LATHROP – The nearly 11,000 homes that will be constructed at River Islands will drastically alter the landscape of whatever school district ends up serving the students that fall within its boundaries.
And the first steps towards resolving that situation could come as soon as the end of this month.
During a brief presentation to the Lathrop City Council last week, River Island Project Manager Susan Dell’Osso said that the developer has made its intention about possibly pursuing being added to the ranks of the Manteca Unified School District known after it was announced at a board meeting nearly two weeks ago.
The political fallout will likely take months – or longer – to sort through as a handful of agreements are already in place that would send elementary-aged students Banta schools and high school students to Tracy Unified.
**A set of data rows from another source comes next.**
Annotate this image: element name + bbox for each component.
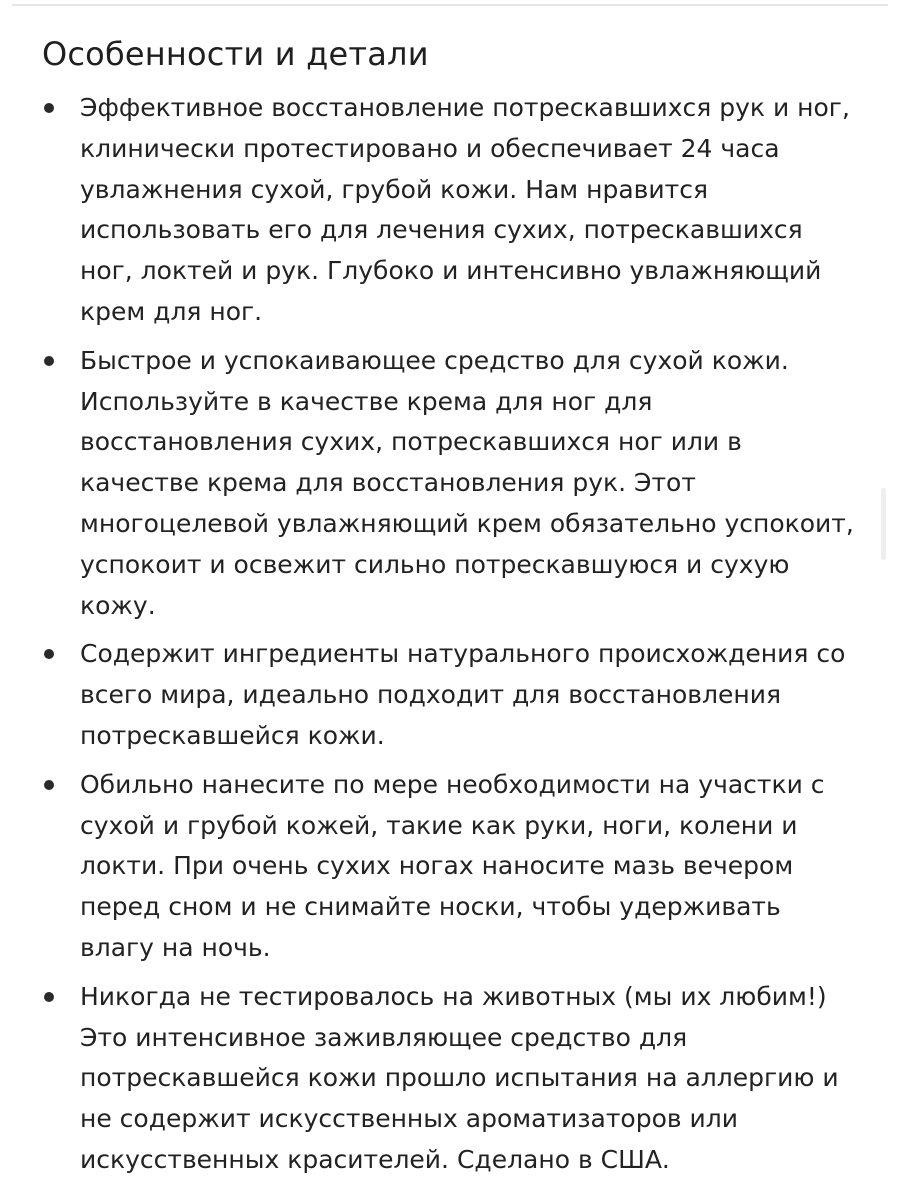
bullet-icon <box>44 992 54 1002</box>
feature-item <box>42 634 862 756</box>
feature-list <box>42 88 862 1181</box>
feature-text: Быстрое и успокаивающее средство для сухой кожи. Используйте в качестве крема для ног для восстановления сухих, потрескавшихся ног или в качестве крема для восстановления рук. Этот многоцелевой увлажняющий крем обязательно успокоит, успокоит и освежит сильно потрескавшуюся и сухую кожу. <box>80 345 854 620</box>
bullet-icon <box>44 356 54 366</box>
features-section <box>42 30 862 1189</box>
feature-item <box>42 765 862 969</box>
section-title: Особенности и детали <box>42 35 429 73</box>
bullet-icon <box>44 649 54 659</box>
feature-text: Обильно нанесите по мере необходимости на участки с сухой и грубой кожей, такие как руки, ноги, колени и локти. При очень сухих ногах наносите мазь вечером перед сном и не снимайте носки, чтобы удерживать влагу на ночь. <box>80 769 825 962</box>
feature-item <box>42 977 862 1181</box>
feature-item <box>42 88 862 333</box>
feature-text: Эффективное восстановление потрескавшихся рук и ног, клинически протестировано и обеспечивает 24 часа увлажнения сухой, грубой кожи. Нам нравится использовать его для лечения сухих, потрескавшихся ног, локтей и рук. Глубоко и интенсивно увлажняющий крем для ног. <box>80 93 850 326</box>
feature-text: Содержит ингредиенты натурального происхождения со всего мира, идеально подходит для восстановления потрескавшейся кожи. <box>80 639 846 750</box>
bullet-icon <box>44 780 54 790</box>
feature-item <box>42 341 862 627</box>
top-divider <box>12 4 888 6</box>
bullet-icon <box>44 103 54 113</box>
scrollbar-thumb[interactable] <box>881 488 886 560</box>
feature-text: Никогда не тестировалось на животных (мы их любим!) Это интенсивное заживляющее средство для потрескавшейся кожи прошло испытания на аллергию и не содержит искусственных ароматизаторов или искусственных красителей. Сделано в США. <box>80 981 839 1174</box>
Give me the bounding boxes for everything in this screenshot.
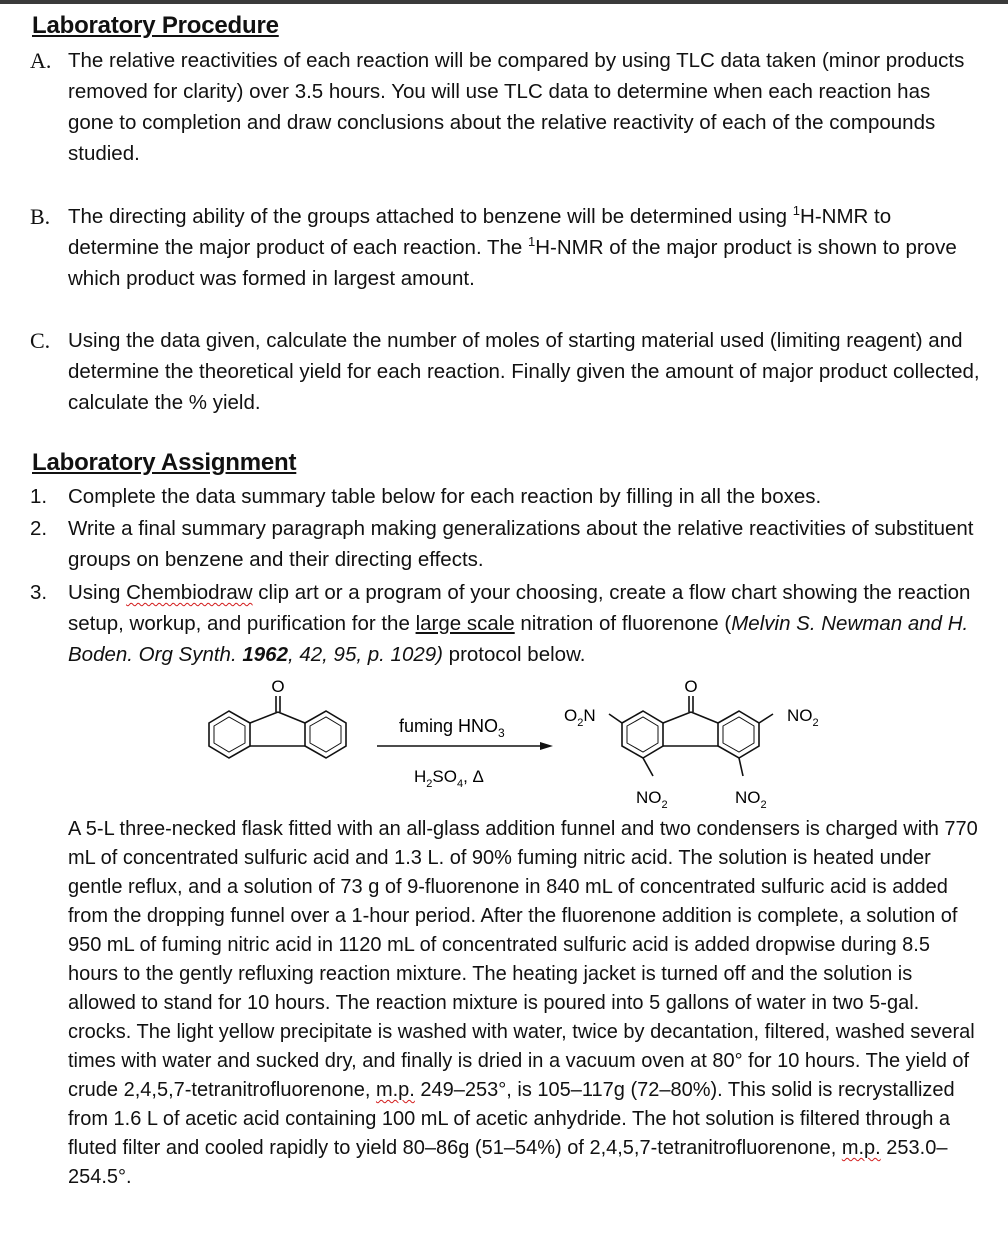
o2n-label: $O_2N$ bbox=[564, 706, 596, 729]
fluorenone-structure bbox=[209, 696, 346, 758]
software-name: Chembiodraw bbox=[126, 581, 253, 604]
procedure-item-b bbox=[30, 201, 980, 294]
carbonyl-oxygen-label: O bbox=[684, 677, 698, 696]
no2-label: $NO_2$ bbox=[787, 706, 819, 729]
item-marker: C. bbox=[30, 328, 51, 353]
no2-label: $NO_2$ bbox=[735, 788, 767, 811]
item-marker: B. bbox=[30, 204, 51, 229]
item-text: The relative reactivities of each reaction will be compared by using TLC data taken (minor products removed for clarity) over 3.5 hours. You will use TLC data to determine when each reaction has gone to completion and draw conclusions about the relative reactivity of each of the compounds studied. bbox=[68, 49, 965, 165]
tetranitrofluorenone-structure bbox=[609, 696, 773, 776]
item-text: Write a final summary paragraph making generalizations about the relative reactivities of substituent groups on benzene and their directing effects. bbox=[68, 517, 974, 571]
item-text: The directing ability of the groups attached to benzene will be determined using $^1$H-NMR to determine the major product of each reaction. The $^1$H-NMR of the major product is shown to prove which product was formed in largest amount. bbox=[68, 203, 957, 290]
item-marker: 1. bbox=[30, 485, 48, 508]
carbonyl-oxygen-label: O bbox=[271, 677, 285, 696]
mp-abbrev: m.p. bbox=[375, 1079, 415, 1101]
arrow-head bbox=[540, 742, 553, 750]
assignment-heading: Laboratory Assignment bbox=[32, 449, 297, 476]
protocol-paragraph: A 5-L three-necked flask fitted with an all-glass addition funnel and two condensers is charged with 770 mL of concentrated sulfuric acid and 1.3 L. of 90% fuming nitric acid. The solution is heated under gentle reflux, and a solution of 73 g of 9-fluorenone in 840 mL of concentrated sulfuric acid is added from the dropping funnel over a 1-hour period. After the fluorenone addition is complete, a solution of 950 mL of fuming nitric acid in 1120 mL of concentrated sulfuric acid is added dropwise during 8.5 hours to the gently refluxing reaction mixture. The heating jacket is turned off and the solution is allowed to stand for 10 hours. The reaction mixture is poured into 5 gallons of water in two 5-gal. crocks. The light yellow precipitate is washed with water, twice by decantation, filtered, washed several times with water and sucked dry, and finally is dried in a vacuum oven at 80° for 10 hours. The yield of crude 2,4,5,7-tetranitrofluorenone, m.p. 249–253°, is 105–117g (72–80%). This solid is recrystallized from 1.6 L of acetic acid containing 100 mL of acetic anhydride. The hot solution is filtered through a fluted filter and cooled rapidly to yield 80–86g (51–54%) of 2,4,5,7-tetranitrofluorenone, m.p. 253.0–254.5°. bbox=[68, 818, 978, 1188]
large-scale-underline: large scale bbox=[415, 612, 515, 635]
top-border bbox=[0, 0, 1008, 4]
mp-abbrev: m.p. bbox=[841, 1137, 881, 1159]
item-marker: 3. bbox=[30, 581, 48, 604]
item-marker: 2. bbox=[30, 517, 48, 540]
assignment-item-2 bbox=[30, 513, 980, 575]
no2-label: $NO_2$ bbox=[636, 788, 668, 811]
procedure-item-c bbox=[30, 325, 980, 418]
item-text: Complete the data summary table below for each reaction by filling in all the boxes. bbox=[68, 485, 822, 508]
item-marker: A. bbox=[30, 48, 52, 73]
item-text: Using Chembiodraw clip art or a program of your choosing, create a flow chart showing the reaction setup, workup, and purification for the large scale nitration of fluorenone (Melvin S. Newman and H. Boden. Org Synth. 1962, 42, 95, p. 1029) protocol below. bbox=[68, 581, 971, 666]
reagent-sulfuric-heat: $H_2SO_4$, Δ bbox=[414, 767, 484, 790]
assignment-item-3 bbox=[30, 577, 980, 670]
procedure-heading: Laboratory Procedure bbox=[32, 12, 279, 39]
item-text: Using the data given, calculate the number of moles of starting material used (limiting reagent) and determine the theoretical yield for each reaction. Finally given the amount of major product collected, calculate the % yield. bbox=[68, 329, 980, 414]
procedure-item-a bbox=[30, 45, 980, 169]
nitration-scheme bbox=[195, 672, 835, 812]
citation: Melvin S. Newman and H. Boden. Org Synth. bbox=[68, 612, 969, 666]
reagent-fuming-nitric: fuming $HNO_3$ bbox=[399, 716, 505, 740]
assignment-item-1 bbox=[30, 481, 980, 512]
But a land owner decision, Dell’Osso said, could be filed as soon as the end of this month to skirt any concerns by parents that wouldn’t want to embattle children in a fight that would likely be over the average daily attendance money each district gets to cover the cost of instruction.
Right now, even though home sales have been skyrocketing, the first resident isn’t set to take ownership until Aug. 21. That means that a petition by the landowner requesting a school district priority change could be filed prior to that date and would create paperwork process that will ultimately include Manteca and Tracy Unified and Banta Elementary school districts.
River Islands was incorporated into the City of Lathrop in 1996, and after a series of public housing tract ideas failed to materialize, the land was eventually purchased by a Great Britain development firm that opted to sit on it until the housing conditions were just right for construction and development.
Massive improvements to the Stewart Tract area, including a bridge over the San Joaquin River that needed more than a dozen individual government approvals before work could begin, was cleared before the first rooftop could be a possibility. Some of the strongest levees in the Central Valley were added independent of state requirements, and the development quickly became a model of true long-term planning over the quick-turnaround structure that failed so spectacularly when the market tanked.
How to deal with the remainder of those issues, like where to send students, will likely be a matter of sharper focus as more for driveways start becoming occupied.
According to Dell’Osso, both Banta and Tracy have said that they aren’t in favor of any deviation from the agreements that are currently on record, but the current system splits Lathrop among four districts – the two districts that are set to serve students, Manteca Unified which serves the rest of Lathrop and charter schools which operate independently under the purview of the California Department of Education.
Streamlining that, she said, makes sense. If that is the direction that River Islands chooses to take, they’ll likely be back before the council soon asking for a letter of support from the City of Lathrop while the process clears its legal and governmental hurdles.